Peanut Butter Chia Pudding
This creamy chia pudding is infused with peanut butter and topped with protein-packed peanuts for a nutritious breakfast or snack.
- 1/4 cup chia seeds
- 1 cup almond milk
- 2 tbsp natural peanut butter
- 1 tbsp honey
- 1/4 cup protein-packed peanuts, for topping
- In a bowl, whisk together chia seeds, almond milk, peanut butter, and honey until well combined.
- Refrigerate for at least 4 hours or overnight until the mixture thickens.
- Serve topped with protein-packed peanuts.
Peanut Butter and Dark Chocolate Bark
A delightful treat combining the richness of dark chocolate with the crunch of protein-packed peanuts, perfect for satisfying your sweet tooth.
- 1 cup dark chocolate chips
- 1/2 cup protein-packed peanuts
- Sea salt for sprinkling
- Melt dark chocolate chips in a microwave-safe bowl, stirring until smooth.
- Stir in protein-packed peanuts until evenly coated.

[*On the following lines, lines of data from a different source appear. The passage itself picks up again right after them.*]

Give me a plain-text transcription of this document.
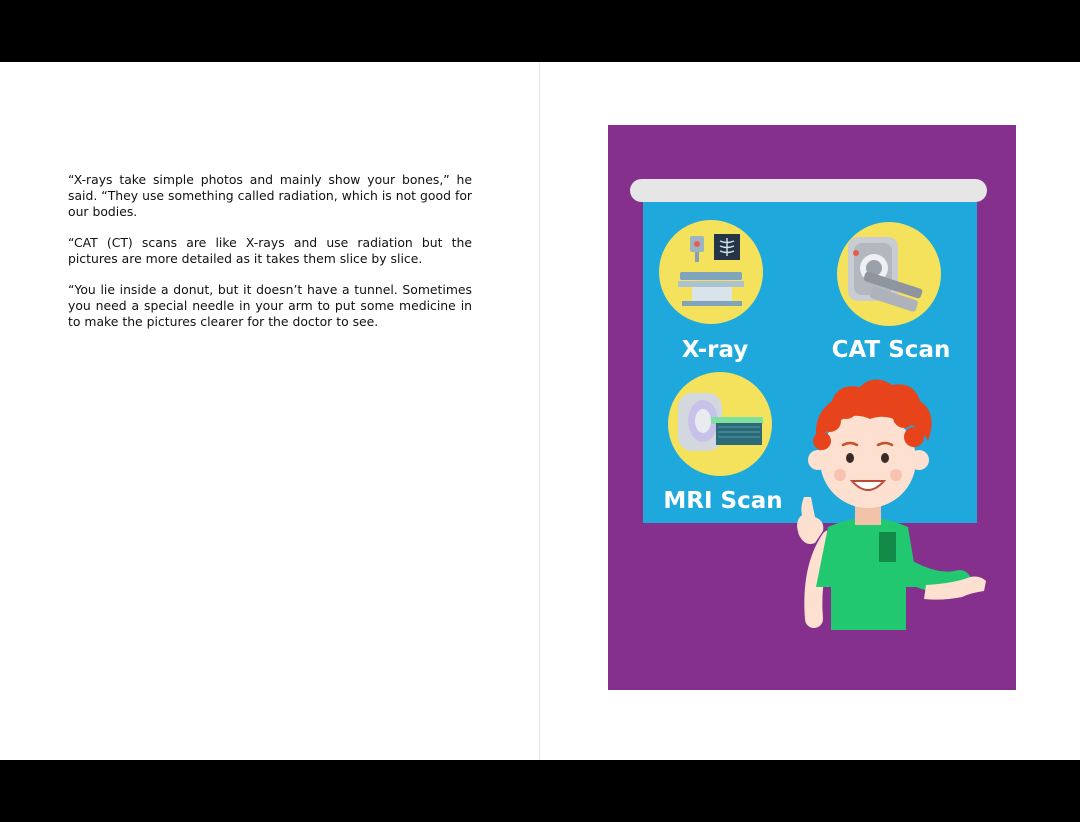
“X-rays take simple photos and mainly show your bones,” he said. “They use something called radiation, which is not good for our bodies.

“CAT (CT) scans are like X-rays and use radiation but the pictures are more detailed as it takes them slice by slice.

“You lie inside a donut, but it doesn’t have a tunnel. Sometimes you need a special needle in your arm to put some medicine in to make the pictures clearer for the doctor to see.

X-ray	CAT Scan
MRI Scan
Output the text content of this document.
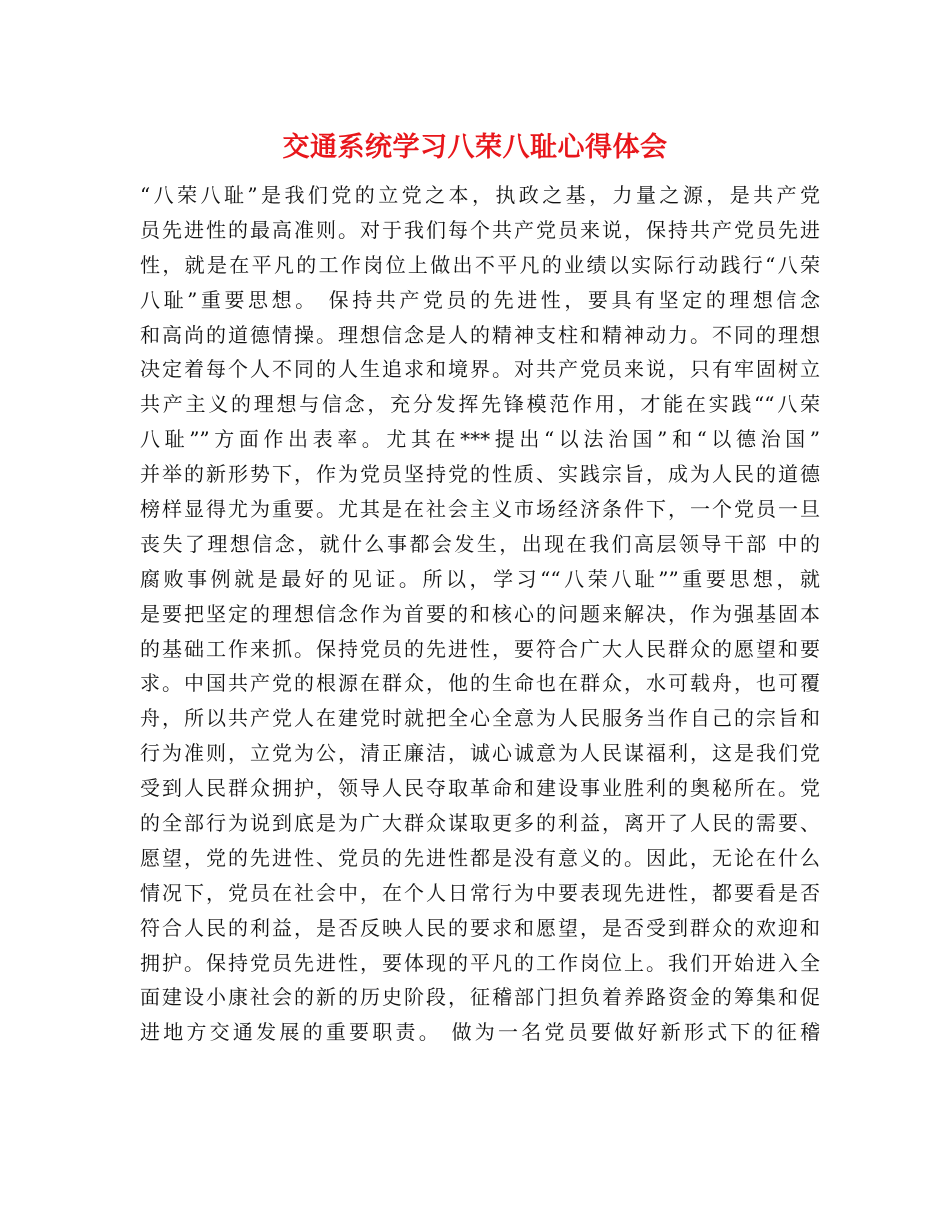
交通系统学习八荣八耻心得体会
“八荣八耻”是我们党的立党之本，执政之基，力量之源，是共产党
员先进性的最高准则。对于我们每个共产党员来说，保持共产党员先进
性，就是在平凡的工作岗位上做出不平凡的业绩以实际行动践行“八荣
八耻”重要思想。 保持共产党员的先进性，要具有坚定的理想信念
和高尚的道德情操。理想信念是人的精神支柱和精神动力。不同的理想
决定着每个人不同的人生追求和境界。对共产党员来说，只有牢固树立
共产主义的理想与信念，充分发挥先锋模范作用，才能在实践““八荣
八耻””方面作出表率。尤其在***提出“以法治国”和“以德治国”
并举的新形势下，作为党员坚持党的性质、实践宗旨，成为人民的道德
榜样显得尤为重要。尤其是在社会主义市场经济条件下，一个党员一旦
丧失了理想信念，就什么事都会发生，出现在我们高层领导干部 中的
腐败事例就是最好的见证。所以，学习““八荣八耻””重要思想，就
是要把坚定的理想信念作为首要的和核心的问题来解决，作为强基固本
的基础工作来抓。保持党员的先进性，要符合广大人民群众的愿望和要
求。中国共产党的根源在群众，他的生命也在群众，水可载舟，也可覆
舟，所以共产党人在建党时就把全心全意为人民服务当作自己的宗旨和
行为准则，立党为公，清正廉洁，诚心诚意为人民谋福利，这是我们党
受到人民群众拥护，领导人民夺取革命和建设事业胜利的奥秘所在。党
的全部行为说到底是为广大群众谋取更多的利益，离开了人民的需要、
愿望，党的先进性、党员的先进性都是没有意义的。因此，无论在什么
情况下，党员在社会中，在个人日常行为中要表现先进性，都要看是否
符合人民的利益，是否反映人民的要求和愿望，是否受到群众的欢迎和
拥护。保持党员先进性，要体现的平凡的工作岗位上。我们开始进入全
面建设小康社会的新的历史阶段，征稽部门担负着养路资金的筹集和促
进地方交通发展的重要职责。 做为一名党员要做好新形式下的征稽
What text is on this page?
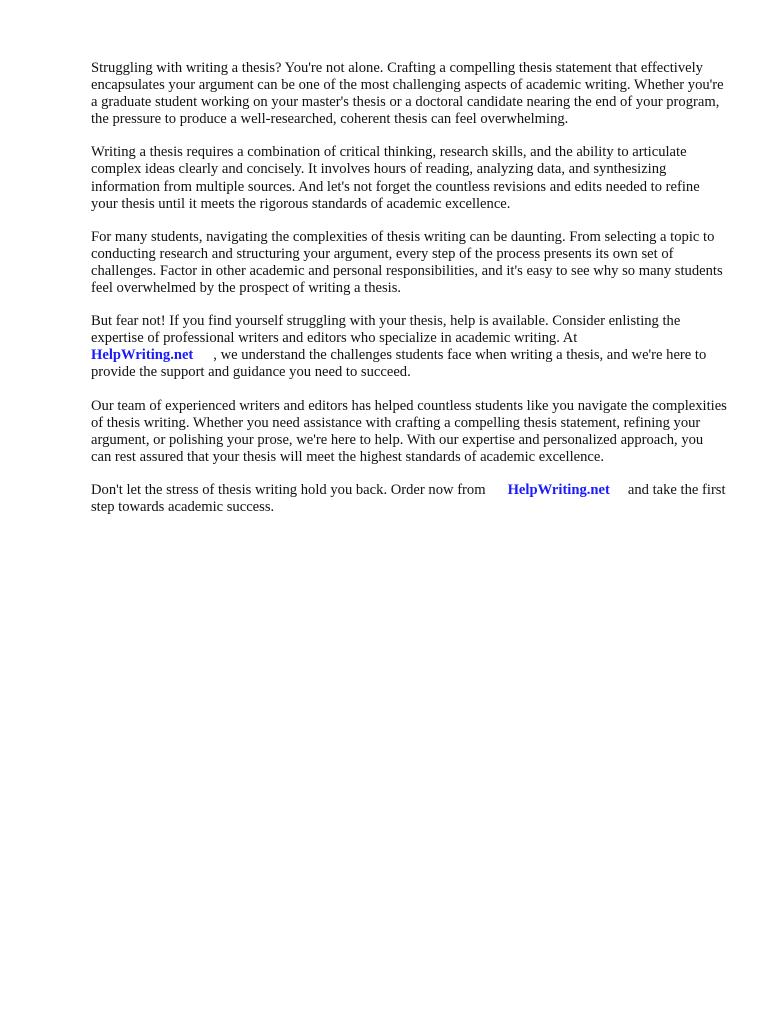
Struggling with writing a thesis? You're not alone. Crafting a compelling thesis statement that effectively encapsulates your argument can be one of the most challenging aspects of academic writing. Whether you're a graduate student working on your master's thesis or a doctoral candidate nearing the end of your program, the pressure to produce a well-researched, coherent thesis can feel overwhelming.

Writing a thesis requires a combination of critical thinking, research skills, and the ability to articulate complex ideas clearly and concisely. It involves hours of reading, analyzing data, and synthesizing information from multiple sources. And let's not forget the countless revisions and edits needed to refine your thesis until it meets the rigorous standards of academic excellence.

For many students, navigating the complexities of thesis writing can be daunting. From selecting a topic to conducting research and structuring your argument, every step of the process presents its own set of challenges. Factor in other academic and personal responsibilities, and it's easy to see why so many students feel overwhelmed by the prospect of writing a thesis.

But fear not! If you find yourself struggling with your thesis, help is available. Consider enlisting the expertise of professional writers and editors who specialize in academic writing. At
HelpWriting.net , we understand the challenges students face when writing a thesis, and we're here to provide the support and guidance you need to succeed.

Our team of experienced writers and editors has helped countless students like you navigate the complexities of thesis writing. Whether you need assistance with crafting a compelling thesis statement, refining your argument, or polishing your prose, we're here to help. With our expertise and personalized approach, you can rest assured that your thesis will meet the highest standards of academic excellence.

Don't let the stress of thesis writing hold you back. Order now from HelpWriting.net and take the first step towards academic success.
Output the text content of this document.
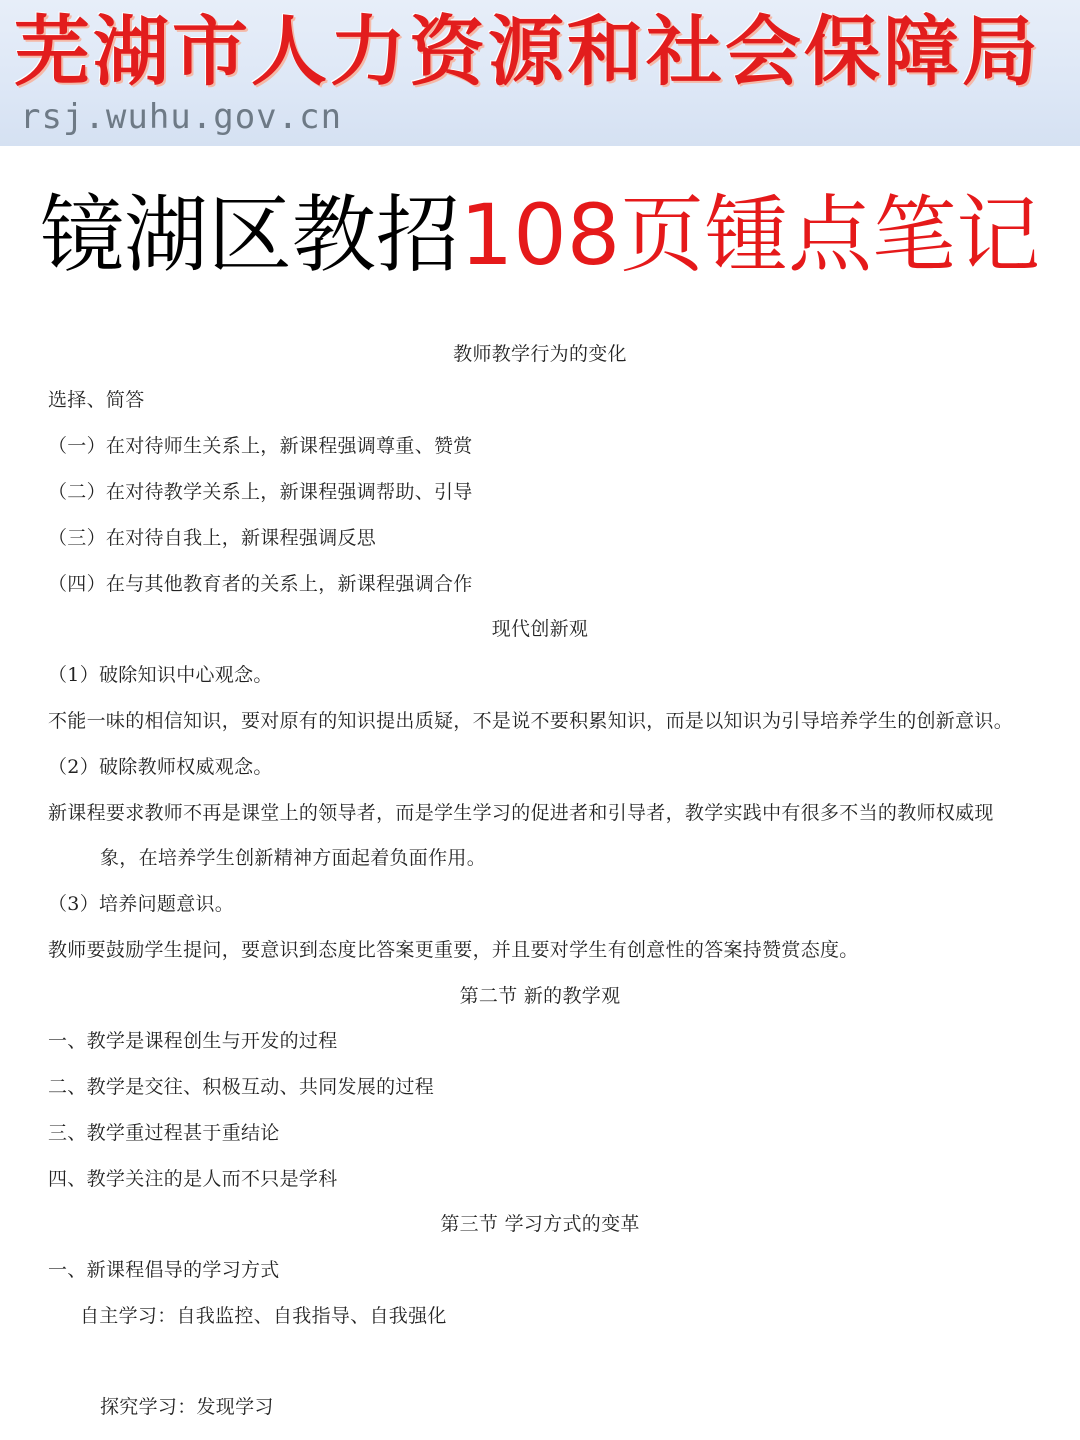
芜湖市人力资源和社会保障局
rsj.wuhu.gov.cn
镜湖区教招108页锺点笔记
教师教学行为的变化
选择、简答
（一）在对待师生关系上，新课程强调尊重、赞赏
（二）在对待教学关系上，新课程强调帮助、引导
（三）在对待自我上，新课程强调反思
（四）在与其他教育者的关系上，新课程强调合作
现代创新观
（1）破除知识中心观念。
不能一味的相信知识，要对原有的知识提出质疑，不是说不要积累知识，而是以知识为引导培养学生的创新意识。
（2）破除教师权威观念。
新课程要求教师不再是课堂上的领导者，而是学生学习的促进者和引导者，教学实践中有很多不当的教师权威现
象，在培养学生创新精神方面起着负面作用。
（3）培养问题意识。
教师要鼓励学生提问，要意识到态度比答案更重要，并且要对学生有创意性的答案持赞赏态度。
第二节 新的教学观
一、教学是课程创生与开发的过程
二、教学是交往、积极互动、共同发展的过程
三、教学重过程甚于重结论
四、教学关注的是人而不只是学科
第三节 学习方式的变革
一、新课程倡导的学习方式
自主学习：自我监控、自我指导、自我强化
探究学习：发现学习
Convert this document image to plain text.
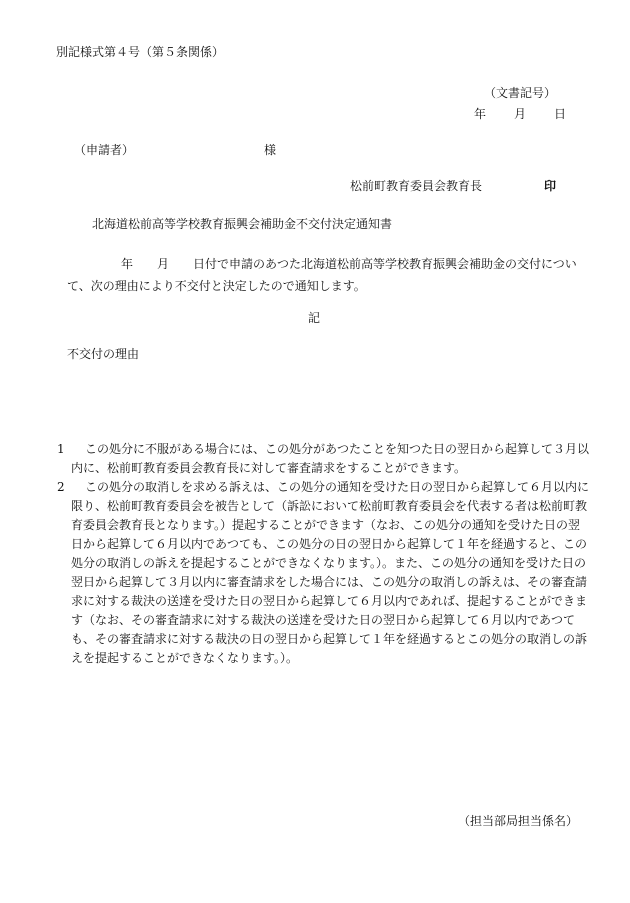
別記様式第４号（第５条関係）
（文書記号）
年 月 日
（申請者）	様
松前町教育委員会教育長	印
北海道松前高等学校教育振興会補助金不交付決定通知書
年 月 日付で申請のあつた北海道松前高等学校教育振興会補助金の交付について、次の理由により不交付と決定したので通知します。
記
不交付の理由
1 この処分に不服がある場合には、この処分があつたことを知つた日の翌日から起算して３月以内に、松前町教育委員会教育長に対して審査請求をすることができます。
2 この処分の取消しを求める訴えは、この処分の通知を受けた日の翌日から起算して６月以内に限り、松前町教育委員会を被告として（訴訟において松前町教育委員会を代表する者は松前町教育委員会教育長となります。）提起することができます（なお、この処分の通知を受けた日の翌日から起算して６月以内であつても、この処分の日の翌日から起算して１年を経過すると、この処分の取消しの訴えを提起することができなくなります。）。また、この処分の通知を受けた日の翌日から起算して３月以内に審査請求をした場合には、この処分の取消しの訴えは、その審査請求に対する裁決の送達を受けた日の翌日から起算して６月以内であれば、提起することができます（なお、その審査請求に対する裁決の送達を受けた日の翌日から起算して６月以内であつても、その審査請求に対する裁決の日の翌日から起算して１年を経過するとこの処分の取消しの訴えを提起することができなくなります。）。
（担当部局担当係名）
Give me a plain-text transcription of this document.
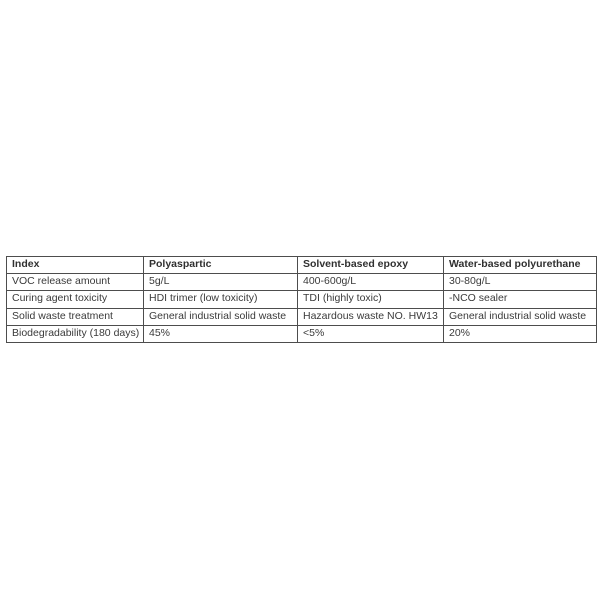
Index	Polyaspartic	Solvent-based epoxy	Water-based polyurethane
VOC release amount	5g/L	400-600g/L	30-80g/L
Curing agent toxicity	HDI trimer (low toxicity)	TDI (highly toxic)	-NCO sealer
Solid waste treatment	General industrial solid waste	Hazardous waste NO. HW13	General industrial solid waste
Biodegradability (180 days)	45%	<5%	20%
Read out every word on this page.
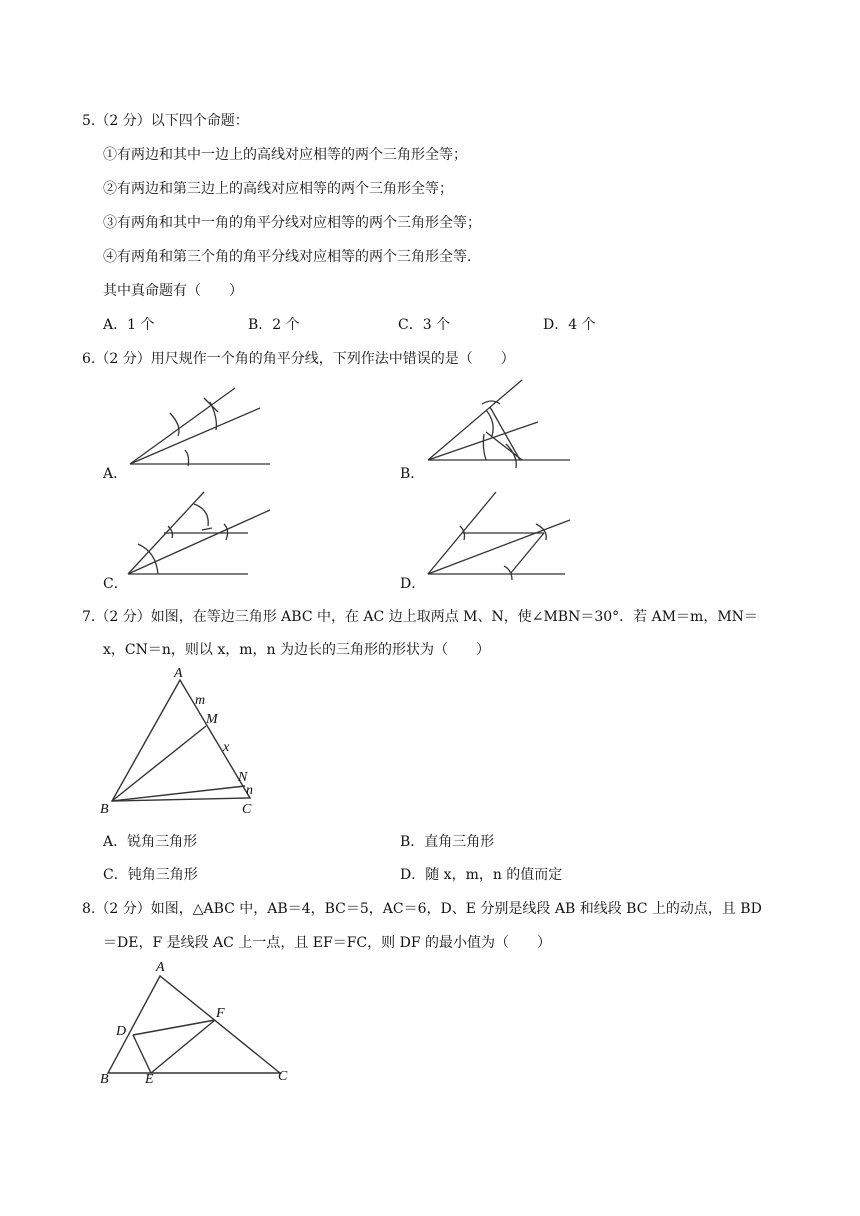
5.（2 分）以下四个命题：
①有两边和其中一边上的高线对应相等的两个三角形全等；
②有两边和第三边上的高线对应相等的两个三角形全等；
③有两角和其中一角的角平分线对应相等的两个三角形全等；
④有两角和第三个角的角平分线对应相等的两个三角形全等.
其中真命题有（　　）
A．1 个	B．2 个	C．3 个	D．4 个
6.（2 分）用尺规作一个角的角平分线，下列作法中错误的是（　　）
A．	B．
C．	D．
7.（2 分）如图，在等边三角形 ABC 中，在 AC 边上取两点 M、N，使∠MBN＝30°．若 AM＝m，MN＝
x，CN＝n，则以 x，m，n 为边长的三角形的形状为（　　）
A
m
M
x
N
n
B	C
A．锐角三角形	B．直角三角形
C．钝角三角形	D．随 x，m，n 的值而定
8.（2 分）如图，△ABC 中，AB＝4，BC＝5，AC＝6，D、E 分别是线段 AB 和线段 BC 上的动点，且 BD
＝DE，F 是线段 AC 上一点，且 EF＝FC，则 DF 的最小值为（　　）
A
D
F
B	E	C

- Spread the mixture onto a lined baking sheet and sprinkle with sea salt.
- Refrigerate until set, then break into pieces and enjoy.
Peanut Butter and Coconut Energy Bars
These no-bake energy bars are packed with protein and flavor, featuring a combination of peanuts and coconut.
- 1 cup protein-packed peanuts
- 1 cup rolled oats
- 1/2 cup shredded coconut
- 1/2 cup natural peanut butter
- 1/4 cup honey
- In a large bowl, combine protein-packed peanuts, rolled oats, shredded coconut, peanut butter, and honey.
- Mix until well combined and press the mixture into a lined baking dish.
- Refrigerate for at least 2 hours before cutting into bars.